Sarah gave them what they needed.

And in giving, she found something she hadn't known she was missing.

Purpose.

---

One evening, nine months after William's death, she received a letter.

It was from Adam Hayes, writing from federal prison in Colorado. The envelope had been opened and resealed by security, but the letter inside was intact.

*Dear Sarah,*

*I heard about your new work. The hospice, the counseling, the patients you're helping face their deaths with dignity. I'm glad.*

*People have told me I should feel betrayed—that you used what I taught you to build something that undermines my legacy. That you've taken my philosophy and made it... acceptable. Mainstream.*

*But I don't see it that way.*

*What I wanted, more than anything, was for people to stop fearing death. To see it as a natural part of existence rather than a tragedy to be avoided at all costs. I believed—still believe—that helping people die peacefully is an act of love, not violence.*

*The methods I used were wrong. I see that now, after years of reflection in this cell. I was so certain of my righteousness that I couldn't see the harm I was causing—to the families of my collaborators, to the legal systems I undermined, to the broader conversation about end-of-life care that my crimes have complicated.*

*But the core of what I believed wasn't wrong. Death can be beautiful. Dying can be meaningful. People deserve the right to face their end with dignity and choice.*

*You're doing what I should have done—working within the system, changing minds through example rather than spectacle. The patients you help will live better because they're dying better. And that matters more than any art I ever created.*

*I don't expect forgiveness. What I did to you, to Emily, to all the families my work has devastated—it can never be forgiven. But I wanted you to know that I'm proud of what you've become. That somewhere in the darkness of my choices, a light emerged.*

*Be well, Sarah. And when your time comes—may it be far in the future—I hope you find the same peace you're giving to others.*

*Your friend,*

*Adam*

Sarah read the letter twice, then folded it carefully and placed it in the drawer beside her bed.

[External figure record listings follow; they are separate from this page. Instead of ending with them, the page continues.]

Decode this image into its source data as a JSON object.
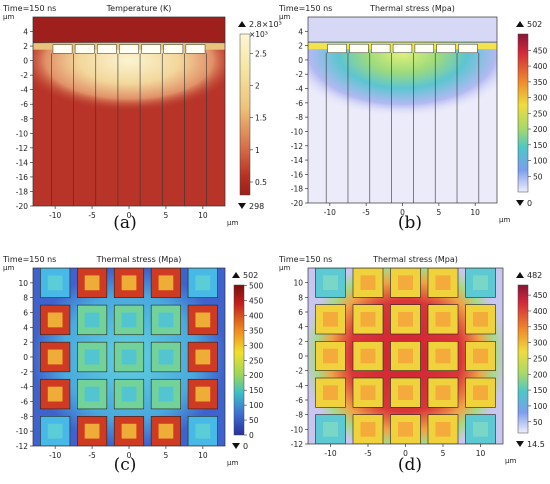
{
  "chart_data": [
    {
      "id": "a",
      "type": "heatmap",
      "caption": "(a)",
      "time_label": "Time=150 ns",
      "title": "Temperature (K)",
      "x_unit": "μm",
      "y_unit": "μm",
      "xlim": [
        -13,
        13
      ],
      "ylim": [
        -20,
        6
      ],
      "xticks": [
        -10,
        -5,
        0,
        5,
        10
      ],
      "yticks": [
        4,
        2,
        0,
        -2,
        -4,
        -6,
        -8,
        -10,
        -12,
        -14,
        -16,
        -18,
        -20
      ],
      "colorbar": {
        "max_label": "2.8×10³",
        "multiplier": "×10³",
        "ticks": [
          "2.5",
          "2",
          "1.5",
          "1",
          "0.5"
        ],
        "tick_values": [
          2.5,
          2,
          1.5,
          1,
          0.5
        ],
        "range": [
          0.298,
          2.8
        ],
        "min_label": "298",
        "palette": "thermal light"
      },
      "pillar_lines_x": [
        -10.5,
        -7.5,
        -4.5,
        -1.5,
        1.5,
        4.5,
        7.5,
        10.5
      ],
      "pillar_top_y": 1
    },
    {
      "id": "b",
      "type": "heatmap",
      "caption": "(b)",
      "time_label": "Time=150 ns",
      "title": "Thermal stress (Mpa)",
      "x_unit": "μm",
      "y_unit": "μm",
      "xlim": [
        -13,
        13
      ],
      "ylim": [
        -20,
        6
      ],
      "xticks": [
        -10,
        -5,
        0,
        5,
        10
      ],
      "yticks": [
        4,
        2,
        0,
        -2,
        -4,
        -6,
        -8,
        -10,
        -12,
        -14,
        -16,
        -18,
        -20
      ],
      "colorbar": {
        "max_label": "502",
        "ticks": [
          "450",
          "400",
          "350",
          "300",
          "250",
          "200",
          "150",
          "100",
          "50"
        ],
        "tick_values": [
          450,
          400,
          350,
          300,
          250,
          200,
          150,
          100,
          50
        ],
        "range": [
          0,
          502
        ],
        "min_label": "0",
        "palette": "rainbow light"
      },
      "pillar_lines_x": [
        -10.5,
        -7.5,
        -4.5,
        -1.5,
        1.5,
        4.5,
        7.5,
        10.5
      ],
      "pillar_top_y": 1
    },
    {
      "id": "c",
      "type": "heatmap",
      "caption": "(c)",
      "time_label": "Time=150 ns",
      "title": "Thermal stress (Mpa)",
      "x_unit": "μm",
      "y_unit": "μm",
      "xlim": [
        -13,
        13
      ],
      "ylim": [
        -12,
        12
      ],
      "xticks": [
        -10,
        -5,
        0,
        5,
        10
      ],
      "yticks": [
        10,
        8,
        6,
        4,
        2,
        0,
        -2,
        -4,
        -6,
        -8,
        -10,
        -12
      ],
      "colorbar": {
        "max_label": "502",
        "ticks": [
          "500",
          "450",
          "400",
          "350",
          "300",
          "250",
          "200",
          "150",
          "100",
          "50",
          "0"
        ],
        "tick_values": [
          500,
          450,
          400,
          350,
          300,
          250,
          200,
          150,
          100,
          50,
          0
        ],
        "range": [
          0,
          502
        ],
        "min_label": "0",
        "palette": "rainbow"
      },
      "grid": {
        "centers": [
          -10,
          -5,
          0,
          5,
          10
        ],
        "pad_size": 4
      }
    },
    {
      "id": "d",
      "type": "heatmap",
      "caption": "(d)",
      "time_label": "Time=150 ns",
      "title": "Thermal stress (Mpa)",
      "x_unit": "μm",
      "y_unit": "μm",
      "xlim": [
        -13,
        13
      ],
      "ylim": [
        -12,
        12
      ],
      "xticks": [
        -10,
        -5,
        0,
        5,
        10
      ],
      "yticks": [
        10,
        8,
        6,
        4,
        2,
        0,
        -2,
        -4,
        -6,
        -8,
        -10,
        -12
      ],
      "colorbar": {
        "max_label": "482",
        "ticks": [
          "450",
          "400",
          "350",
          "300",
          "250",
          "200",
          "150",
          "100",
          "50"
        ],
        "tick_values": [
          450,
          400,
          350,
          300,
          250,
          200,
          150,
          100,
          50
        ],
        "range": [
          14.5,
          482
        ],
        "min_label": "14.5",
        "palette": "rainbow light"
      },
      "grid": {
        "centers": [
          -10,
          -5,
          0,
          5,
          10
        ],
        "pad_size": 4
      }
    }
  ]
}
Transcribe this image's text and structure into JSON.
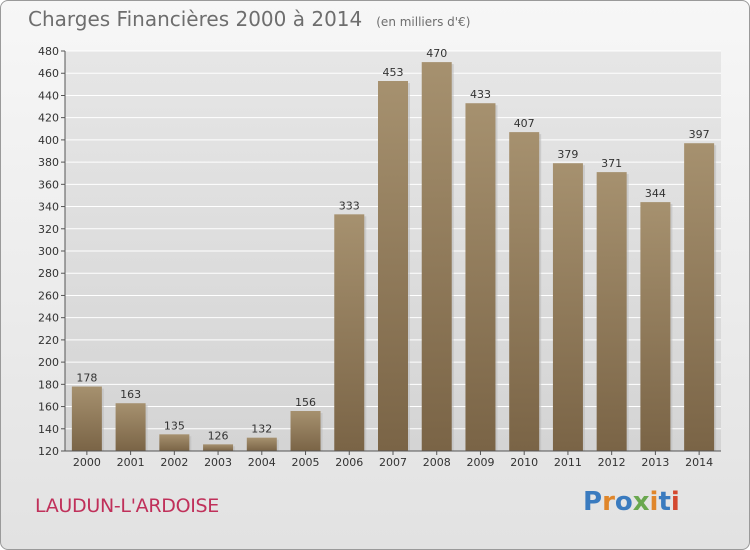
{
  "header": {
    "title": "Charges Financières 2000 à 2014",
    "subtitle": "(en milliers d'€)"
  },
  "footer": {
    "commune": "LAUDUN-L'ARDOISE",
    "logo_text": "Proxiti",
    "logo_colors": [
      "#3a7bbf",
      "#e0862a",
      "#3a7bbf",
      "#6aa84f",
      "#e0862a",
      "#3a7bbf",
      "#d4482f"
    ]
  },
  "colors": {
    "bar_top": "#a6916f",
    "bar_bottom": "#7a6446",
    "axis": "#555555",
    "grid": "#ffffff",
    "text": "#333333"
  },
  "chart_data": {
    "type": "bar",
    "title": "Charges Financières 2000 à 2014",
    "subtitle": "(en milliers d'€)",
    "categories": [
      "2000",
      "2001",
      "2002",
      "2003",
      "2004",
      "2005",
      "2006",
      "2007",
      "2008",
      "2009",
      "2010",
      "2011",
      "2012",
      "2013",
      "2014"
    ],
    "values": [
      178,
      163,
      135,
      126,
      132,
      156,
      333,
      453,
      470,
      433,
      407,
      379,
      371,
      344,
      397
    ],
    "ylim": [
      120,
      480
    ],
    "yticks": [
      120,
      140,
      160,
      180,
      200,
      220,
      240,
      260,
      280,
      300,
      320,
      340,
      360,
      380,
      400,
      420,
      440,
      460,
      480
    ],
    "grid": true,
    "xlabel": "",
    "ylabel": ""
  }
}
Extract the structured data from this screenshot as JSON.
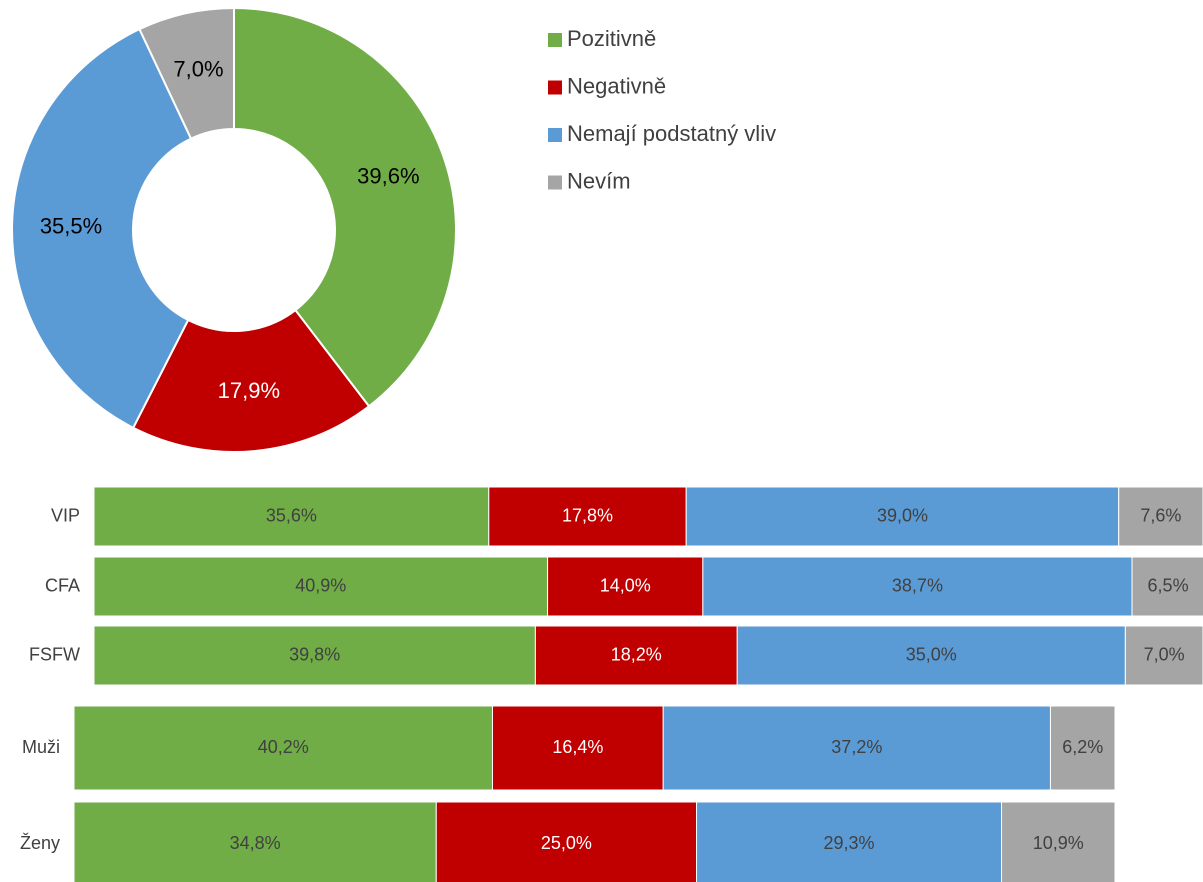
{
  "chart_data": [
    {
      "type": "donut",
      "categories": [
        "Pozitivně",
        "Negativně",
        "Nemají podstatný vliv",
        "Nevím"
      ],
      "values": [
        39.6,
        17.9,
        35.5,
        7.0
      ],
      "value_labels": [
        "39,6%",
        "17,9%",
        "35,5%",
        "7,0%"
      ],
      "colors": [
        "#70ad47",
        "#c00000",
        "#5b9bd5",
        "#a5a5a5"
      ],
      "label_colors": [
        "#000000",
        "#ffffff",
        "#000000",
        "#000000"
      ],
      "legend": "right"
    },
    {
      "type": "stacked-bar",
      "orientation": "horizontal",
      "categories": [
        "VIP",
        "CFA",
        "FSFW"
      ],
      "xlim": [
        0,
        100
      ],
      "series": [
        {
          "color": "#70ad47",
          "label_color": "#404040",
          "values": [
            35.6,
            40.9,
            39.8
          ],
          "value_labels": [
            "35,6%",
            "40,9%",
            "39,8%"
          ]
        },
        {
          "color": "#c00000",
          "label_color": "#ffffff",
          "values": [
            17.8,
            14.0,
            18.2
          ],
          "value_labels": [
            "17,8%",
            "14,0%",
            "18,2%"
          ]
        },
        {
          "color": "#5b9bd5",
          "label_color": "#404040",
          "values": [
            39.0,
            38.7,
            35.0
          ],
          "value_labels": [
            "39,0%",
            "38,7%",
            "35,0%"
          ]
        },
        {
          "color": "#a5a5a5",
          "label_color": "#404040",
          "values": [
            7.6,
            6.5,
            7.0
          ],
          "value_labels": [
            "7,6%",
            "6,5%",
            "7,0%"
          ]
        }
      ]
    },
    {
      "type": "stacked-bar",
      "orientation": "horizontal",
      "categories": [
        "Muži",
        "Ženy"
      ],
      "xlim": [
        0,
        100
      ],
      "series": [
        {
          "color": "#70ad47",
          "label_color": "#404040",
          "values": [
            40.2,
            34.8
          ],
          "value_labels": [
            "40,2%",
            "34,8%"
          ]
        },
        {
          "color": "#c00000",
          "label_color": "#ffffff",
          "values": [
            16.4,
            25.0
          ],
          "value_labels": [
            "16,4%",
            "25,0%"
          ]
        },
        {
          "color": "#5b9bd5",
          "label_color": "#404040",
          "values": [
            37.2,
            29.3
          ],
          "value_labels": [
            "37,2%",
            "29,3%"
          ]
        },
        {
          "color": "#a5a5a5",
          "label_color": "#404040",
          "values": [
            6.2,
            10.9
          ],
          "value_labels": [
            "6,2%",
            "10,9%"
          ]
        }
      ]
    }
  ]
}
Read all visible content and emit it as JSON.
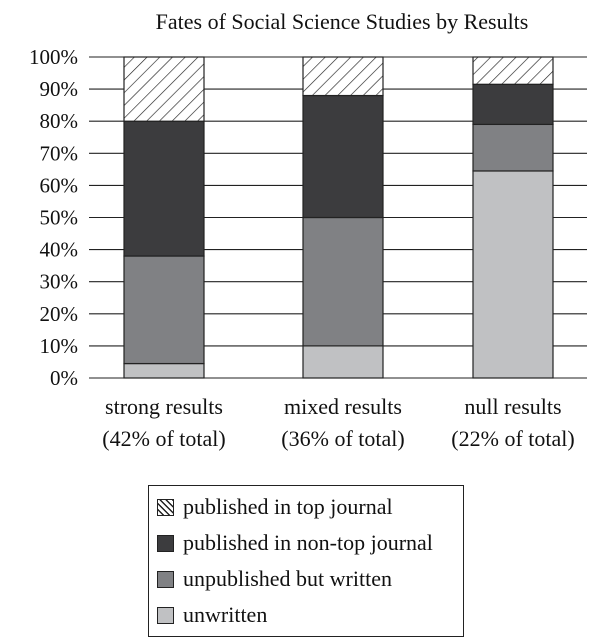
{
  "chart_data": {
    "type": "bar",
    "stacked": true,
    "title": "Fates of Social Science Studies by Results",
    "xlabel": "",
    "ylabel": "",
    "ylim": [
      0,
      100
    ],
    "yticks": [
      "0%",
      "10%",
      "20%",
      "30%",
      "40%",
      "50%",
      "60%",
      "70%",
      "80%",
      "90%",
      "100%"
    ],
    "categories": [
      {
        "line1": "strong results",
        "line2": "(42% of total)"
      },
      {
        "line1": "mixed results",
        "line2": "(36% of total)"
      },
      {
        "line1": "null results",
        "line2": "(22% of total)"
      }
    ],
    "series": [
      {
        "name": "unwritten",
        "color": "#c0c1c3",
        "pattern": "solid",
        "values": [
          4.5,
          10,
          64.5
        ]
      },
      {
        "name": "unpublished but written",
        "color": "#808184",
        "pattern": "solid",
        "values": [
          33.5,
          40,
          14.5
        ]
      },
      {
        "name": "published in non-top journal",
        "color": "#3c3c3e",
        "pattern": "solid",
        "values": [
          42,
          38,
          12.5
        ]
      },
      {
        "name": "published in top journal",
        "color": "#ffffff",
        "pattern": "hatch",
        "values": [
          20,
          12,
          8.5
        ]
      }
    ],
    "legend": {
      "placement": "bottom",
      "order": [
        "published in top journal",
        "published in non-top journal",
        "unpublished but written",
        "unwritten"
      ]
    },
    "grid": true
  }
}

She wasn't sure she believed Adam's contrition. Killers were skilled at manipulation, at saying what others wanted to hear. His words might be genuine, or they might be another move in a game she couldn't see.

But it didn't matter.

What mattered was the work. The patients. The hundreds of small moments of connection that gave meaning to lives approaching their end.

What mattered was that she'd finally found a way to use her gift—not to hunt death, but to honor it.

She folded his letter and placed it in the drawer beside Adam's.